Your post here has got some valid points but you've moved away from the very specific "minimum $1m for a marketable product" to some very vague generalities.
> Even the palette-swaps generally cost anywhere from a quarter to half a million dollars to do properly
"Properly" is subjective. I could have a Snapchat clone developed easily for $100k - probably considerably less - lets just say iOS App and corresponding web app & server architecture. With the exception that it clearly wouldn't be able to handle the load Snapchat handles - but certainly enough to be marketable.
> which is really why it seems to you that a million bucks is an outlandishly huge number.
I never said a million dollars is a large number. I know how easy it is to blow through such an amount.
My argument was you don't need that amount to create a marketable product - whether you're a developer or not.
Perhaps In SV, you may be correct but most people do not live in SV.
The reason I feel so strongly about this is that your sentiment is a very dangerous one to propagate to new or would-be startup founders. Based on the number of downvotes I've received for disagreeing with your comment, it would seem that people believe you need $1m in the bank before you can go to market.
That's a very good way of making sure some entrepreneurs never bother trying.
> Are you telling me that to "make a marketable product" you would need to pay 10 engineers $100k for a year?
Engineering, product design, graphic design (these are not the same), marketing, and sales are all needed in various proportions, depending on the product, to make a "marketable product." Between all of those roles you could easily chew up $1million in 1 year when you account for e.g. ~2x salary:total cost of employee ratio and standard Silicon Valley compensation levels.

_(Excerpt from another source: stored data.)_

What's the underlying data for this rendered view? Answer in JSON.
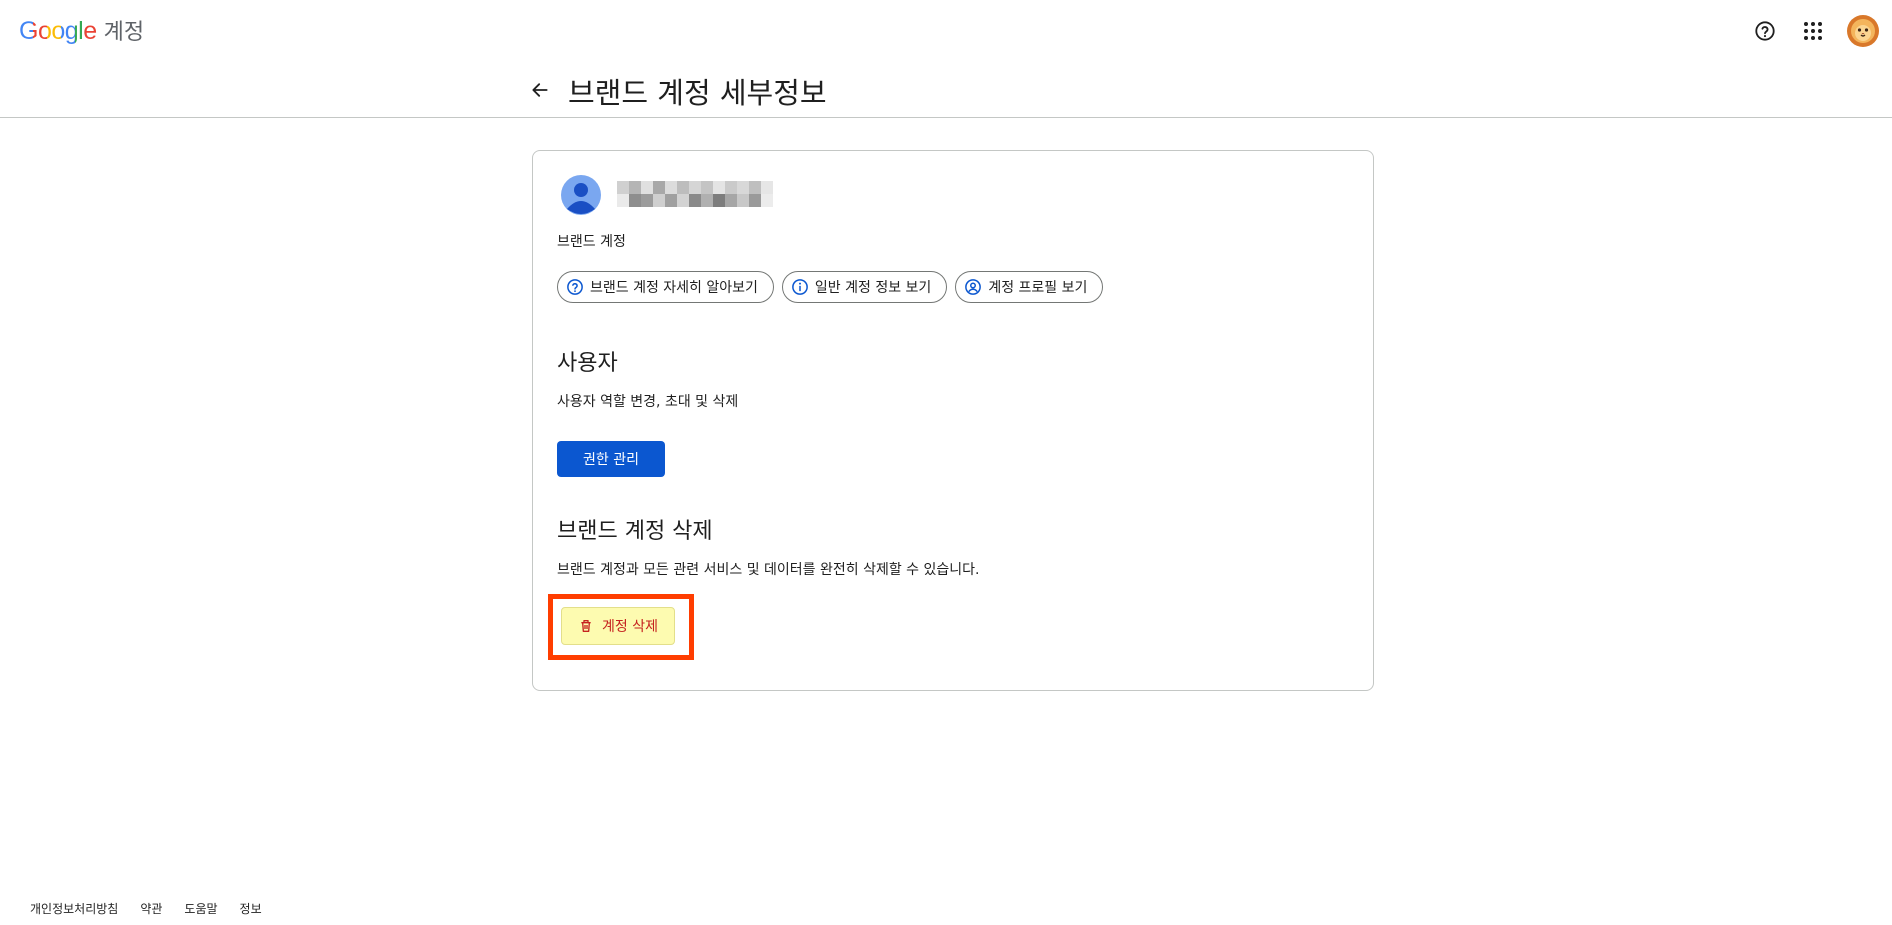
{
  "header": {
    "brand": "Google",
    "product": "계정",
    "icons": [
      "help-icon",
      "apps-icon",
      "account-avatar"
    ]
  },
  "titlebar": {
    "title": "브랜드 계정 세부정보"
  },
  "account": {
    "type_label": "브랜드 계정"
  },
  "chips": [
    {
      "label": "브랜드 계정 자세히 알아보기",
      "icon": "help-icon"
    },
    {
      "label": "일반 계정 정보 보기",
      "icon": "info-icon"
    },
    {
      "label": "계정 프로필 보기",
      "icon": "profile-icon"
    }
  ],
  "users_section": {
    "title": "사용자",
    "description": "사용자 역할 변경, 초대 및 삭제",
    "button_label": "권한 관리"
  },
  "delete_section": {
    "title": "브랜드 계정 삭제",
    "description": "브랜드 계정과 모든 관련 서비스 및 데이터를 완전히 삭제할 수 있습니다.",
    "button_label": "계정 삭제"
  },
  "footer": {
    "links": [
      "개인정보처리방침",
      "약관",
      "도움말",
      "정보"
    ]
  },
  "colors": {
    "primary": "#0b57d0",
    "highlight": "#ff3d00",
    "delete_text": "#c5221f",
    "delete_bg": "#fdfbb0"
  }
}
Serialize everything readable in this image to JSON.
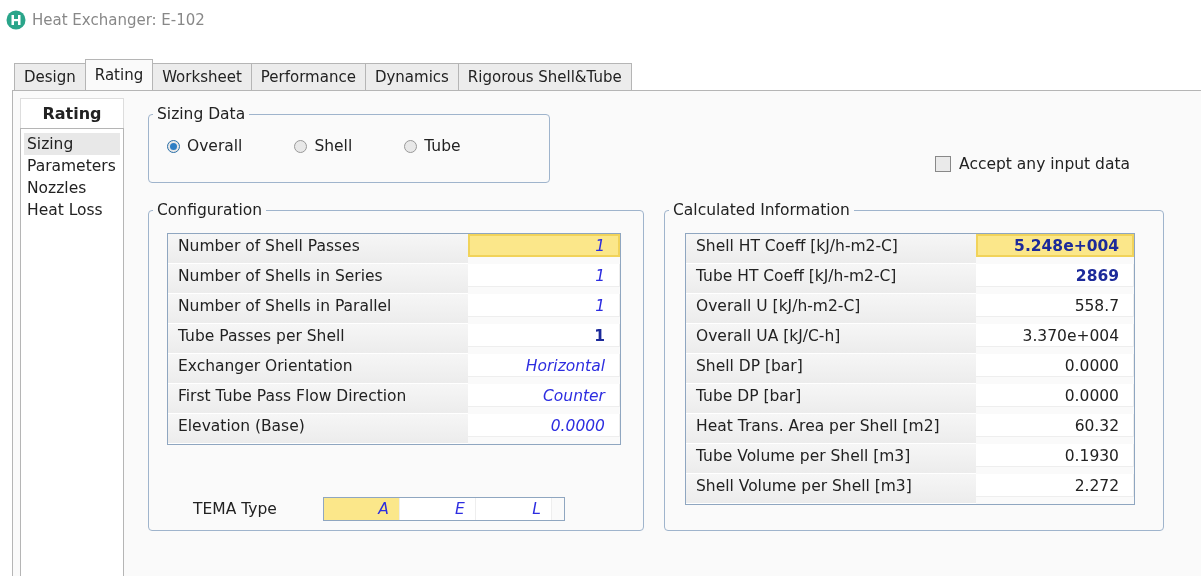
{
  "window": {
    "title": "Heat Exchanger: E-102"
  },
  "tabs": [
    {
      "label": "Design",
      "selected": false
    },
    {
      "label": "Rating",
      "selected": true
    },
    {
      "label": "Worksheet",
      "selected": false
    },
    {
      "label": "Performance",
      "selected": false
    },
    {
      "label": "Dynamics",
      "selected": false
    },
    {
      "label": "Rigorous Shell&Tube",
      "selected": false
    }
  ],
  "sidebar": {
    "title": "Rating",
    "items": [
      {
        "label": "Sizing",
        "selected": true
      },
      {
        "label": "Parameters",
        "selected": false
      },
      {
        "label": "Nozzles",
        "selected": false
      },
      {
        "label": "Heat Loss",
        "selected": false
      }
    ]
  },
  "sizing_data": {
    "title": "Sizing Data",
    "options": [
      {
        "label": "Overall",
        "selected": true
      },
      {
        "label": "Shell",
        "selected": false
      },
      {
        "label": "Tube",
        "selected": false
      }
    ]
  },
  "accept_any_input": {
    "label": "Accept any input data",
    "checked": false
  },
  "configuration": {
    "title": "Configuration",
    "rows": [
      {
        "label": "Number of Shell Passes",
        "value": "1",
        "kind": "input",
        "selected": true
      },
      {
        "label": "Number of Shells in Series",
        "value": "1",
        "kind": "input",
        "selected": false
      },
      {
        "label": "Number of Shells in Parallel",
        "value": "1",
        "kind": "input",
        "selected": false
      },
      {
        "label": "Tube Passes per Shell",
        "value": "1",
        "kind": "calc",
        "selected": false
      },
      {
        "label": "Exchanger Orientation",
        "value": "Horizontal",
        "kind": "input",
        "selected": false
      },
      {
        "label": "First Tube Pass Flow Direction",
        "value": "Counter",
        "kind": "input",
        "selected": false
      },
      {
        "label": "Elevation (Base)",
        "value": "0.0000",
        "kind": "input",
        "selected": false
      }
    ],
    "tema": {
      "label": "TEMA Type",
      "cells": [
        {
          "value": "A",
          "selected": true
        },
        {
          "value": "E",
          "selected": false
        },
        {
          "value": "L",
          "selected": false
        }
      ]
    }
  },
  "calculated_information": {
    "title": "Calculated Information",
    "rows": [
      {
        "label": "Shell HT Coeff [kJ/h-m2-C]",
        "value": "5.248e+004",
        "kind": "calc",
        "selected": true
      },
      {
        "label": "Tube HT Coeff [kJ/h-m2-C]",
        "value": "2869",
        "kind": "calc",
        "selected": false
      },
      {
        "label": "Overall U [kJ/h-m2-C]",
        "value": "558.7",
        "kind": "fixed",
        "selected": false
      },
      {
        "label": "Overall UA [kJ/C-h]",
        "value": "3.370e+004",
        "kind": "fixed",
        "selected": false
      },
      {
        "label": "Shell DP [bar]",
        "value": "0.0000",
        "kind": "fixed",
        "selected": false
      },
      {
        "label": "Tube DP [bar]",
        "value": "0.0000",
        "kind": "fixed",
        "selected": false
      },
      {
        "label": "Heat Trans. Area per Shell [m2]",
        "value": "60.32",
        "kind": "fixed",
        "selected": false
      },
      {
        "label": "Tube Volume per Shell [m3]",
        "value": "0.1930",
        "kind": "fixed",
        "selected": false
      },
      {
        "label": "Shell Volume per Shell [m3]",
        "value": "2.272",
        "kind": "fixed",
        "selected": false
      }
    ]
  }
}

> Engineering, product design, graphic design (these are not the same), marketing, and sales are all needed in various proportions, depending on the product, to make a "marketable product."
I'm well aware. I've done this many times.
> Between all of those roles you could easily chew up $1million in 1 year
You could easily chewup $100 million too. Does that mean we should go ahead and say we can't make a marketable product for $100m? Of course not. Constraints are a fact of life - whether that be time/money/whatever. The challenge is getting to market given the resources at your disposal.
> standard Silicon Valley compensation
The business in question is based is OR. Also, and I'm going to sound facetious here but I'm really not trying to be, most businesses are not based in SV.